Hofmann was fascinated with the experience, which seemed to mimic certain psychotic mental states and proceeded to take more LSD over the years, introducing the drug to psychologists and scientists all over the world. The drug state was disorienting, often included hallucinations, sensations of time stopping and of overabundant joy or terror, and in general offered a kaleidoscopic experience unlike any other. It was initially thought of as a way to understand and treat schizophrenia.
In the 1960s, Timothy Leary, a Harvard psychologist, caused quite a stir when he gave LSD, which was legal at the time, to undergraduate students as part of his belief that the drug opened the "doors of perception," a phrase used by the English novelist Aldous Huxley, an early proponent of LSD. All hell broke loose afterward, and the media reaction was swift and often negative, as it showcased the "bad trips" that sometimes resulted when immature, mentally unbalanced people or people with emotional difficulties tried LSD. Following the bad press, LSD was made illegal, but underground labs continued to produce it.

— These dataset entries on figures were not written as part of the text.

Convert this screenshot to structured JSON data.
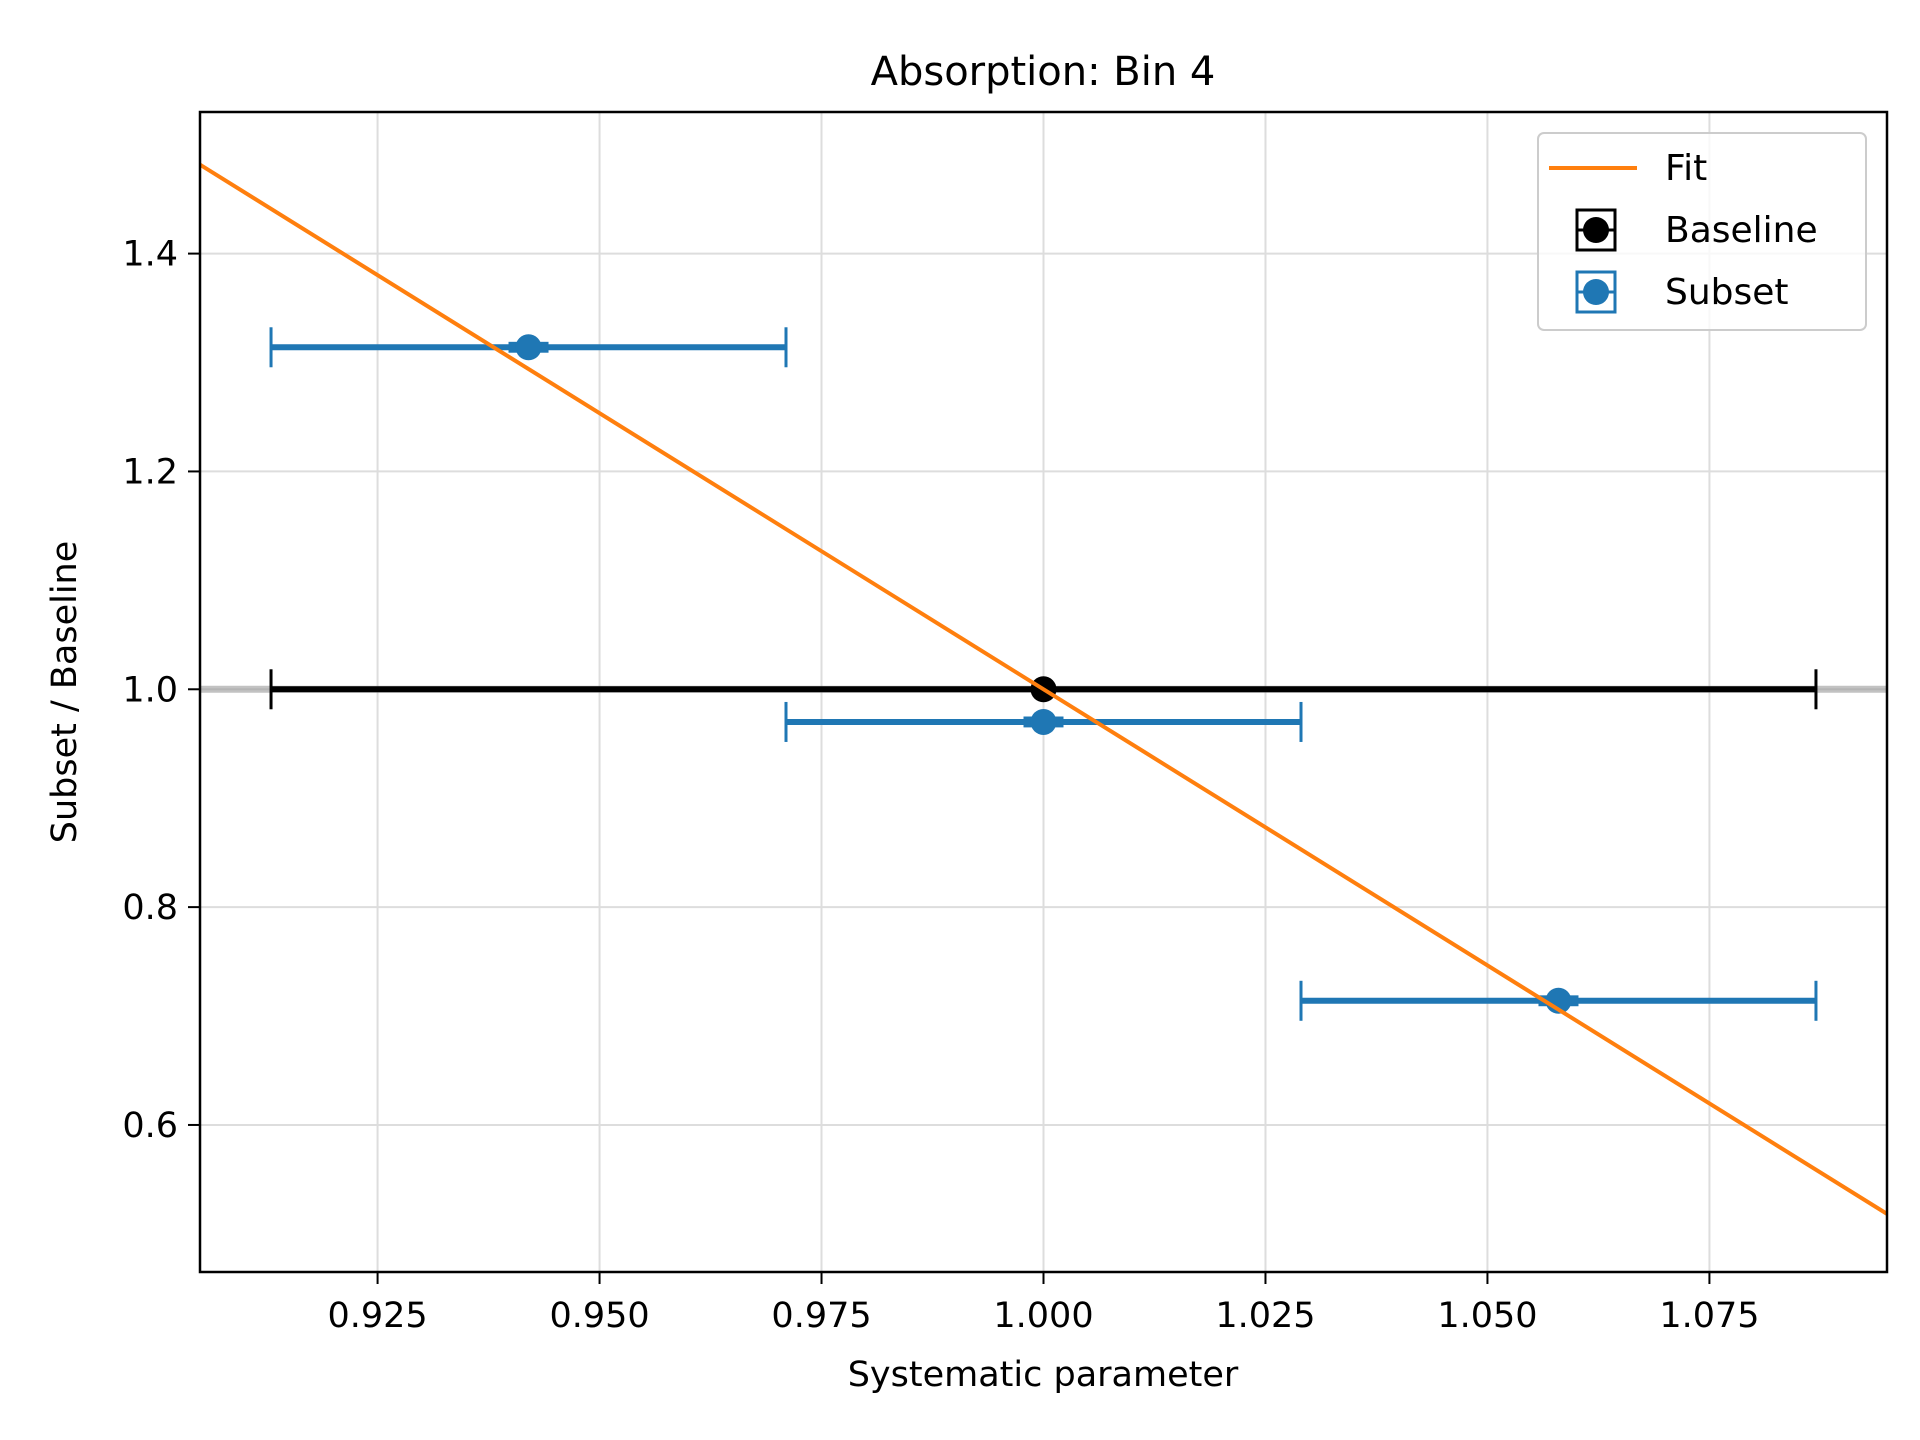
{
  "chart_data": {
    "type": "scatter",
    "title": "Absorption: Bin 4",
    "xlabel": "Systematic parameter",
    "ylabel": "Subset / Baseline",
    "xlim": [
      0.905,
      1.095
    ],
    "ylim": [
      0.465,
      1.53
    ],
    "xticks": [
      0.925,
      0.95,
      0.975,
      1.0,
      1.025,
      1.05,
      1.075
    ],
    "xtick_labels": [
      "0.925",
      "0.950",
      "0.975",
      "1.000",
      "1.025",
      "1.050",
      "1.075"
    ],
    "yticks": [
      0.6,
      0.8,
      1.0,
      1.2,
      1.4
    ],
    "ytick_labels": [
      "0.6",
      "0.8",
      "1.0",
      "1.2",
      "1.4"
    ],
    "grid": true,
    "reference_line_y": 1.0,
    "legend_position": "top-right",
    "fit": {
      "name": "Fit",
      "color": "#ff7f0e",
      "slope": -5.07,
      "intercept": 6.07
    },
    "series": [
      {
        "name": "Baseline",
        "color": "#000000",
        "points": [
          {
            "x": 1.0,
            "y": 1.0,
            "xerr": 0.087,
            "yerr": 0.0
          }
        ]
      },
      {
        "name": "Subset",
        "color": "#1f77b4",
        "points": [
          {
            "x": 0.942,
            "y": 1.314,
            "xerr": 0.029,
            "yerr": 0.005
          },
          {
            "x": 1.0,
            "y": 0.97,
            "xerr": 0.029,
            "yerr": 0.005
          },
          {
            "x": 1.058,
            "y": 0.714,
            "xerr": 0.029,
            "yerr": 0.005
          }
        ]
      }
    ]
  }
}
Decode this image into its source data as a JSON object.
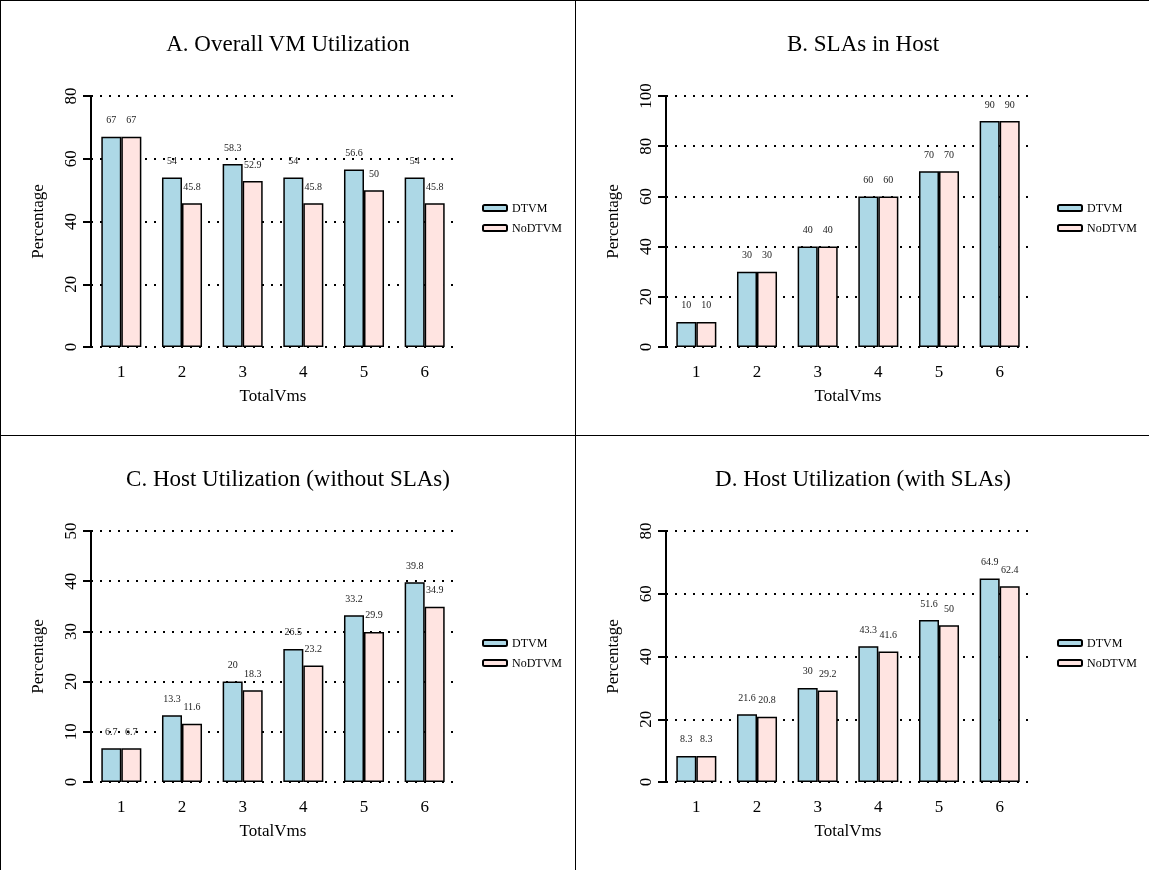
{
  "chart_data": [
    {
      "type": "bar",
      "title": "A. Overall VM Utilization",
      "xlabel": "TotalVms",
      "ylabel": "Percentage",
      "categories": [
        "1",
        "2",
        "3",
        "4",
        "5",
        "6"
      ],
      "series": [
        {
          "name": "DTVM",
          "color": "#add8e6",
          "values": [
            67,
            54,
            58.3,
            54,
            56.6,
            54
          ]
        },
        {
          "name": "NoDTVM",
          "color": "#ffe4e1",
          "values": [
            67,
            45.8,
            52.9,
            45.8,
            50,
            45.8
          ]
        }
      ],
      "ylim": [
        0,
        80
      ],
      "yticks": [
        0,
        20,
        40,
        60,
        80
      ],
      "grid": "y",
      "legend": "right",
      "data_labels": true
    },
    {
      "type": "bar",
      "title": "B. SLAs in Host",
      "xlabel": "TotalVms",
      "ylabel": "Percentage",
      "categories": [
        "1",
        "2",
        "3",
        "4",
        "5",
        "6"
      ],
      "series": [
        {
          "name": "DTVM",
          "color": "#add8e6",
          "values": [
            10,
            30,
            40,
            60,
            70,
            90
          ]
        },
        {
          "name": "NoDTVM",
          "color": "#ffe4e1",
          "values": [
            10,
            30,
            40,
            60,
            70,
            90
          ]
        }
      ],
      "ylim": [
        0,
        100
      ],
      "yticks": [
        0,
        20,
        40,
        60,
        80,
        100
      ],
      "grid": "y",
      "legend": "right",
      "data_labels": true
    },
    {
      "type": "bar",
      "title": "C. Host Utilization (without SLAs)",
      "xlabel": "TotalVms",
      "ylabel": "Percentage",
      "categories": [
        "1",
        "2",
        "3",
        "4",
        "5",
        "6"
      ],
      "series": [
        {
          "name": "DTVM",
          "color": "#add8e6",
          "values": [
            6.7,
            13.3,
            20,
            26.5,
            33.2,
            39.8
          ]
        },
        {
          "name": "NoDTVM",
          "color": "#ffe4e1",
          "values": [
            6.7,
            11.6,
            18.3,
            23.2,
            29.9,
            34.9
          ]
        }
      ],
      "ylim": [
        0,
        50
      ],
      "yticks": [
        0,
        10,
        20,
        30,
        40,
        50
      ],
      "grid": "y",
      "legend": "right",
      "data_labels": true
    },
    {
      "type": "bar",
      "title": "D. Host Utilization (with SLAs)",
      "xlabel": "TotalVms",
      "ylabel": "Percentage",
      "categories": [
        "1",
        "2",
        "3",
        "4",
        "5",
        "6"
      ],
      "series": [
        {
          "name": "DTVM",
          "color": "#add8e6",
          "values": [
            8.3,
            21.6,
            30,
            43.3,
            51.6,
            64.9
          ]
        },
        {
          "name": "NoDTVM",
          "color": "#ffe4e1",
          "values": [
            8.3,
            20.8,
            29.2,
            41.6,
            50,
            62.4
          ]
        }
      ],
      "ylim": [
        0,
        80
      ],
      "yticks": [
        0,
        20,
        40,
        60,
        80
      ],
      "grid": "y",
      "legend": "right",
      "data_labels": true
    }
  ]
}
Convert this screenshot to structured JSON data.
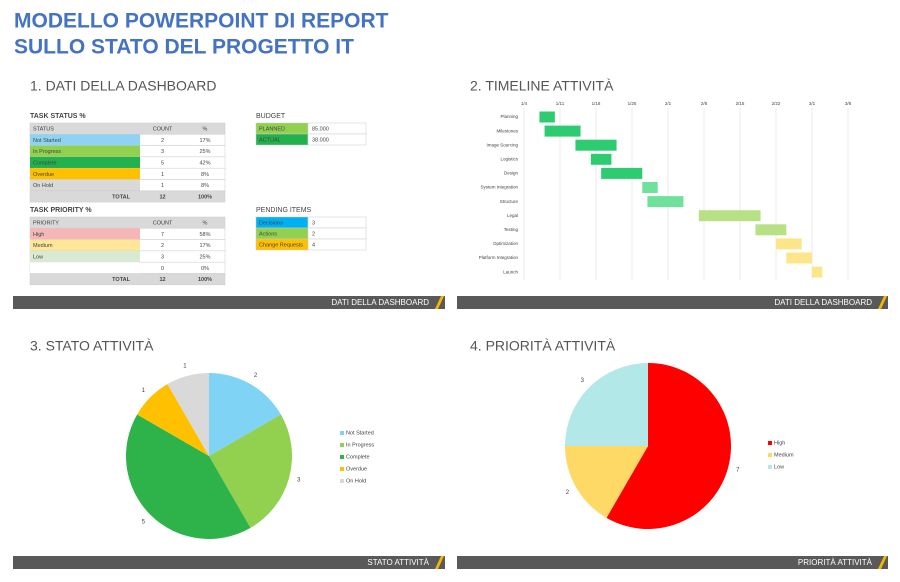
{
  "header": {
    "title": [
      "MODELLO POWERPOINT DI REPORT",
      "SULLO STATO DEL PROGETTO IT"
    ]
  },
  "dashboard": {
    "heading": "1. DATI DELLA DASHBOARD",
    "footer": "DATI DELLA DASHBOARD",
    "task_status": {
      "title": "TASK STATUS %",
      "columns": [
        "STATUS",
        "COUNT",
        "%"
      ],
      "rows": [
        [
          "Not Started",
          "2",
          "17%"
        ],
        [
          "In Progress",
          "3",
          "25%"
        ],
        [
          "Complete",
          "5",
          "42%"
        ],
        [
          "Overdue",
          "1",
          "8%"
        ],
        [
          "On Hold",
          "1",
          "8%"
        ]
      ],
      "row_colors": [
        "#8fd3f4",
        "#92d050",
        "#22b14c",
        "#ffc000",
        "#d9d9d9"
      ],
      "total": [
        "TOTAL",
        "12",
        "100%"
      ]
    },
    "task_priority": {
      "title": "TASK PRIORITY %",
      "columns": [
        "PRIORITY",
        "COUNT",
        "%"
      ],
      "rows": [
        [
          "High",
          "7",
          "58%"
        ],
        [
          "Medium",
          "2",
          "17%"
        ],
        [
          "Low",
          "3",
          "25%"
        ],
        [
          null,
          "0",
          "0%"
        ]
      ],
      "row_colors": [
        "#f4b6b6",
        "#ffe699",
        "#d9ead3",
        "#ffffff"
      ],
      "total": [
        "TOTAL",
        "12",
        "100%"
      ]
    },
    "budget": {
      "title": "BUDGET",
      "rows": [
        [
          "PLANNED",
          "85.000"
        ],
        [
          "ACTUAL",
          "38.000"
        ]
      ],
      "row_colors": [
        "#92d050",
        "#22b14c"
      ]
    },
    "pending_items": {
      "title": "PENDING ITEMS",
      "rows": [
        [
          "Decisions",
          "3"
        ],
        [
          "Actions",
          "2"
        ],
        [
          "Change Requests",
          "4"
        ]
      ],
      "row_colors": [
        "#00b0f0",
        "#92d050",
        "#ffc000"
      ]
    }
  },
  "chart_data": [
    {
      "type": "gantt",
      "title": "2. TIMELINE ATTIVITÀ",
      "footer": "DATI DELLA DASHBOARD",
      "categories": [
        "Planning",
        "Milestones",
        "Image Sourcing",
        "Logistics",
        "Design",
        "System Integration",
        "Structure",
        "Legal",
        "Testing",
        "Optimization",
        "Platform Integration",
        "Launch"
      ],
      "start": [
        3,
        4,
        10,
        13,
        15,
        23,
        24,
        34,
        45,
        49,
        51,
        56
      ],
      "end": [
        6,
        11,
        18,
        17,
        23,
        26,
        31,
        46,
        51,
        54,
        56,
        58
      ],
      "colors": [
        "#2ecc71",
        "#2ecc71",
        "#2ecc71",
        "#2ecc71",
        "#2ecc71",
        "#6ee29a",
        "#6ee29a",
        "#b8e186",
        "#b8e186",
        "#fde68a",
        "#fde68a",
        "#fde68a"
      ],
      "xlim": [
        0,
        63
      ],
      "xticks": [
        {
          "value": 0,
          "label": "1/4"
        },
        {
          "value": 7,
          "label": "1/11"
        },
        {
          "value": 14,
          "label": "1/18"
        },
        {
          "value": 21,
          "label": "1/25"
        },
        {
          "value": 28,
          "label": "2/1"
        },
        {
          "value": 35,
          "label": "2/8"
        },
        {
          "value": 42,
          "label": "2/15"
        },
        {
          "value": 49,
          "label": "2/22"
        },
        {
          "value": 56,
          "label": "3/1"
        },
        {
          "value": 63,
          "label": "3/8"
        }
      ],
      "grid": true
    },
    {
      "type": "pie",
      "title": "3. STATO ATTIVITÀ",
      "footer": "STATO ATTIVITÀ",
      "categories": [
        "Not Started",
        "In Progress",
        "Complete",
        "Overdue",
        "On Hold"
      ],
      "values": [
        2,
        3,
        5,
        1,
        1
      ],
      "colors": [
        "#7fd3f5",
        "#92d050",
        "#2db34a",
        "#ffc000",
        "#d9d9d9"
      ]
    },
    {
      "type": "pie",
      "title": "4. PRIORITÀ ATTIVITÀ",
      "footer": "PRIORITÀ ATTIVITÀ",
      "categories": [
        "High",
        "Medium",
        "Low"
      ],
      "values": [
        7,
        2,
        3
      ],
      "colors": [
        "#ff0000",
        "#ffd966",
        "#b3e8e8"
      ]
    }
  ]
}
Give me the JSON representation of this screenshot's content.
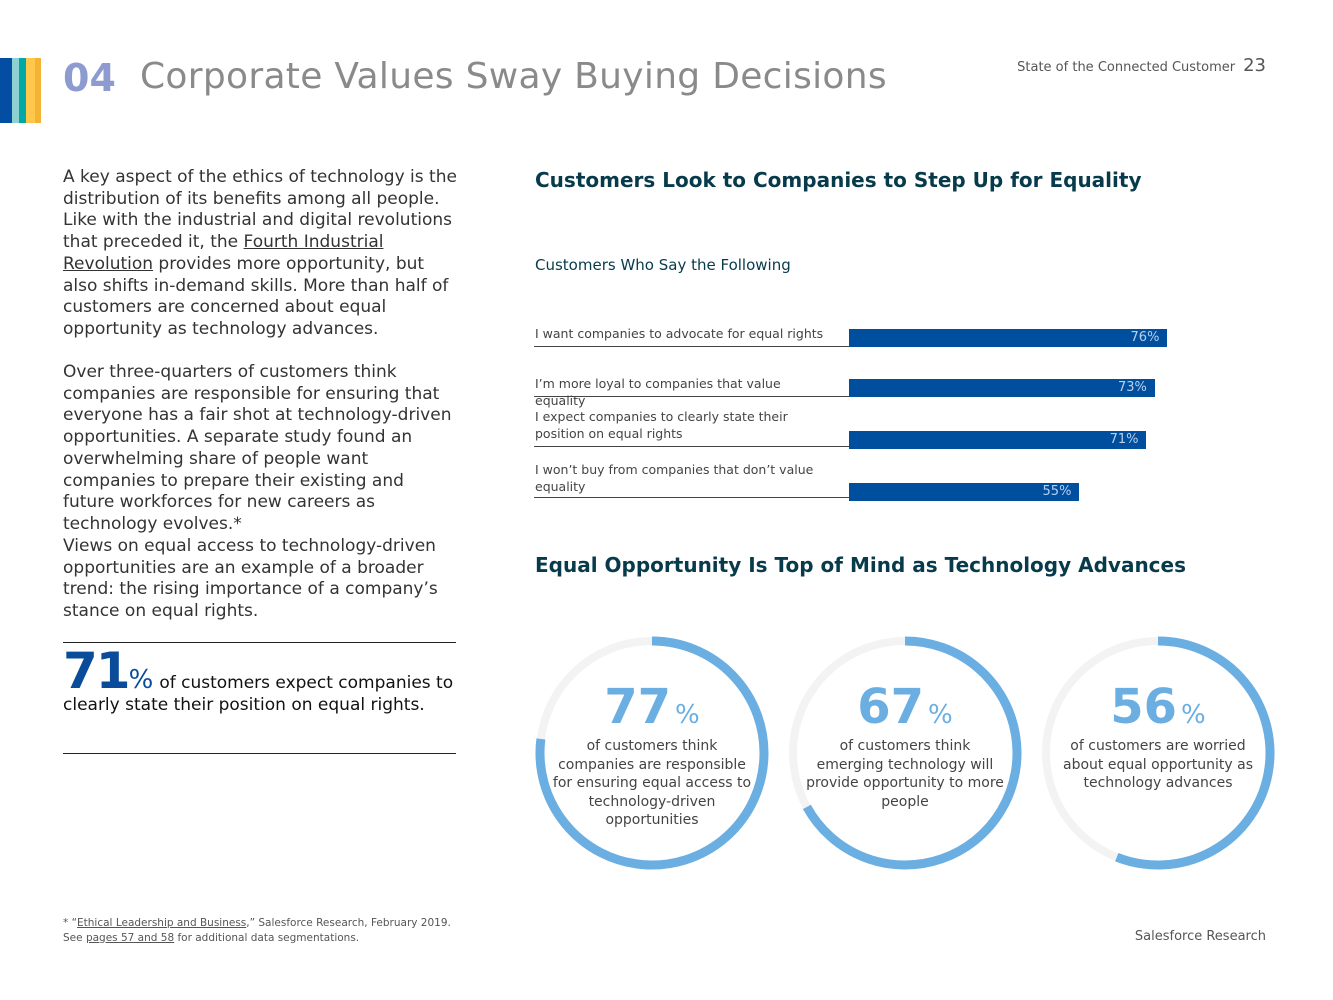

Leary and other "LSD Prophets" continued to give the drug to artists, philosophers, writers, scientists, musicians and other culturally creative people, and the massive cultural shift of the late 1960s can be at least partially attributed to the drug's effects, because it can lead to a more flexible mindset and alternative ways of seeing the world--whether good or bad (the murderer and cult leader Charles Manson was a heavy LSD user, as was Steve Jobs, founder of Apple Computers).
While legal research in the United States was stopped after the negative media exposure in the late 1960s, LSD is now shedding some of its negative image, and there are several scientific studies under way, largely supported by the Multidisciplinary Association for Psychedelic Studies (maps.org), though the drug's potential is still not clearly understood.